学校开除了我的公职,但给了我一笔安家费。
也算是给我的抚恤金,作为优秀教师的那个丁佳心死了。
我父亲托人,又送了钱和礼,才把我的信和书带进去。
信夹在书的扉页和封面之间,大概你已经看到了。
假如他们说话算数,你今天中午应该收到书的。
而我呢,中午时分趁学生们都到餐厅吃午饭,来到校长办公室。
校长不在,我也料到他会不在。
我想,出了这样的事让他觉得和我见面很难堪。
他在校长之位何苦要见一个被开除的教师?财务处的人坐在校长办公桌前,他左面摆着一个学校的公函信封,一看就知道装有钱。
校长和学校要表示他们最后的仁至义尽。
他右边放着表格。
财务处的人告诉我,校长请我把我留在办公室的所有东西都拿走,假如不拿走公家就做无人认领的失物处理。
我说知道了,就处理吧。
反正我说什么都会被当作厚颜。
然后我在表格上签了名。
他说不读怎么就签名了?不用读,无非是关于被开除职员的待遇。
我不会指望任何待遇的。
你知道,我进出都是匆匆忙忙,甚至鬼鬼祟祟,就是要躲过餐厅出来的学生们。
虽然你们那个班级的学生已经都经过高考,获得了全校最高的班级升学率,现在都是一本、二本的大学生,但我是教师中的败类,反派。

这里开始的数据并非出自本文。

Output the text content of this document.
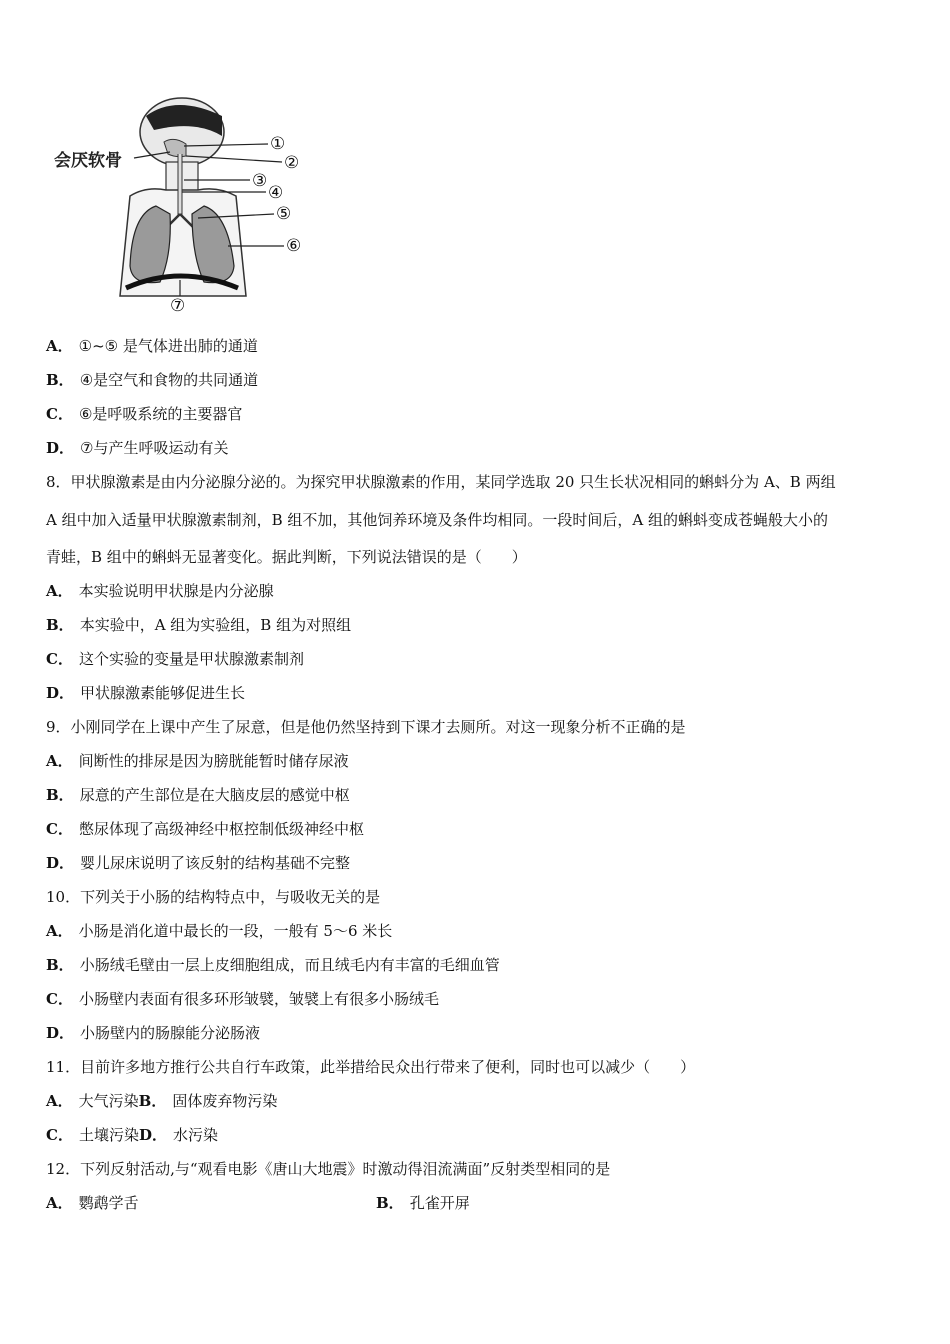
会厌软骨
①
②
③
④
⑤
⑥
⑦
A． ①~⑤ 是气体进出肺的通道
B． ④是空气和食物的共同通道
C． ⑥是呼吸系统的主要器官
D． ⑦与产生呼吸运动有关
8．甲状腺激素是由内分泌腺分泌的。为探究甲状腺激素的作用，某同学选取 20 只生长状况相同的蝌蚪分为 A、B 两组
A 组中加入适量甲状腺激素制剂，B 组不加，其他饲养环境及条件均相同。一段时间后，A 组的蝌蚪变成苍蝇般大小的
青蛙，B 组中的蝌蚪无显著变化。据此判断，下列说法错误的是（　　）
A． 本实验说明甲状腺是内分泌腺
B． 本实验中，A 组为实验组，B 组为对照组
C． 这个实验的变量是甲状腺激素制剂
D． 甲状腺激素能够促进生长
9．小刚同学在上课中产生了尿意，但是他仍然坚持到下课才去厕所。对这一现象分析不正确的是
A． 间断性的排尿是因为膀胱能暂时储存尿液
B． 尿意的产生部位是在大脑皮层的感觉中枢
C． 憋尿体现了高级神经中枢控制低级神经中枢
D． 婴儿尿床说明了该反射的结构基础不完整
10．下列关于小肠的结构特点中，与吸收无关的是
A． 小肠是消化道中最长的一段，一般有 5～6 米长
B． 小肠绒毛壁由一层上皮细胞组成，而且绒毛内有丰富的毛细血管
C． 小肠壁内表面有很多环形皱襞，皱襞上有很多小肠绒毛
D． 小肠壁内的肠腺能分泌肠液
11．目前许多地方推行公共自行车政策，此举措给民众出行带来了便利，同时也可以减少（　　）
A． 大气污染B． 固体废弃物污染
C． 土壤污染D． 水污染
12．下列反射活动,与“观看电影《唐山大地震》时激动得泪流满面”反射类型相同的是
A． 鹦鹉学舌	B． 孔雀开屏
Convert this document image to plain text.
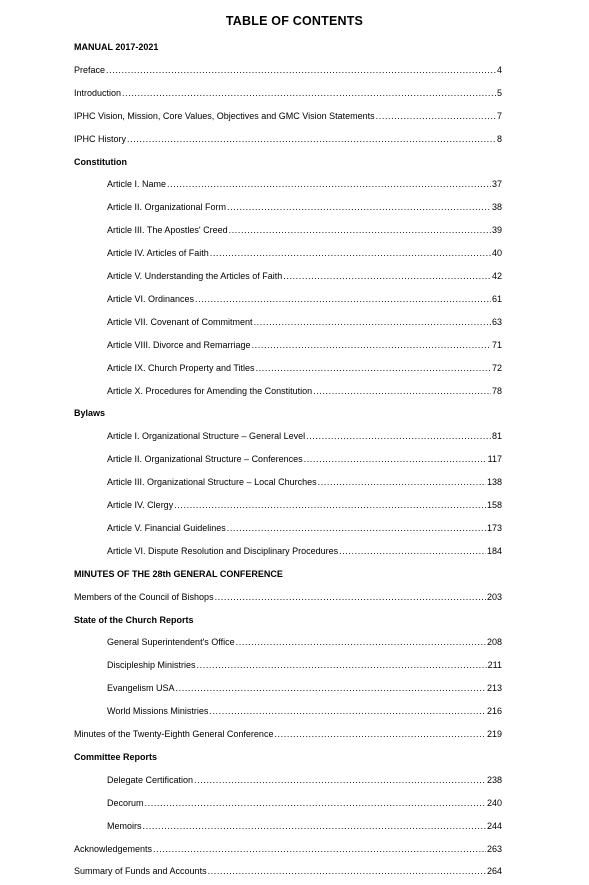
TABLE OF CONTENTS
MANUAL 2017-2021
Preface .....	4
Introduction .....	5
IPHC Vision, Mission, Core Values, Objectives and GMC Vision Statements .....	7
IPHC History .....	8
Constitution
Article I. Name .....	37
Article II. Organizational Form .....	38
Article III. The Apostles' Creed .....	39
Article IV. Articles of Faith .....	40
Article V. Understanding the Articles of Faith .....	42
Article VI. Ordinances .....	61
Article VII. Covenant of Commitment .....	63
Article VIII. Divorce and Remarriage .....	71
Article IX. Church Property and Titles .....	72
Article X. Procedures for Amending the Constitution .....	78
Bylaws
Article I. Organizational Structure – General Level .....	81
Article II. Organizational Structure – Conferences .....	117
Article III. Organizational Structure – Local Churches .....	138
Article IV. Clergy .....	158
Article V. Financial Guidelines .....	173
Article VI. Dispute Resolution and Disciplinary Procedures .....	184
MINUTES OF THE 28th GENERAL CONFERENCE
Members of the Council of Bishops .....	203
State of the Church Reports
General Superintendent's Office .....	208
Discipleship Ministries .....	211
Evangelism USA .....	213
World Missions Ministries .....	216
Minutes of the Twenty-Eighth General Conference .....	219
Committee Reports
Delegate Certification .....	238
Decorum .....	240
Memoirs .....	244
Acknowledgements .....	263
Summary of Funds and Accounts .....	264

光天化日之下,反派还是自爱一点,避免跟正面人物们的戏剧冲突吧。
假如有脸谱,有某种化妆术,我会使用的,只要能逃过学生们的唾弃和怒斥。
还好,我在大多数学生结束午餐前走出了学校大门。
畅儿,小学时你大概就学了“灰溜溜”这个形容词。
我现在就是只灰溜溜的过街老鼠。
出了校门,我的心脏随之减速,不再踢蹬我的胸腔。
这所学校我工作了十四年,送了上千学生进大学,但我想我以后不会再来了,因此我要好好看看它。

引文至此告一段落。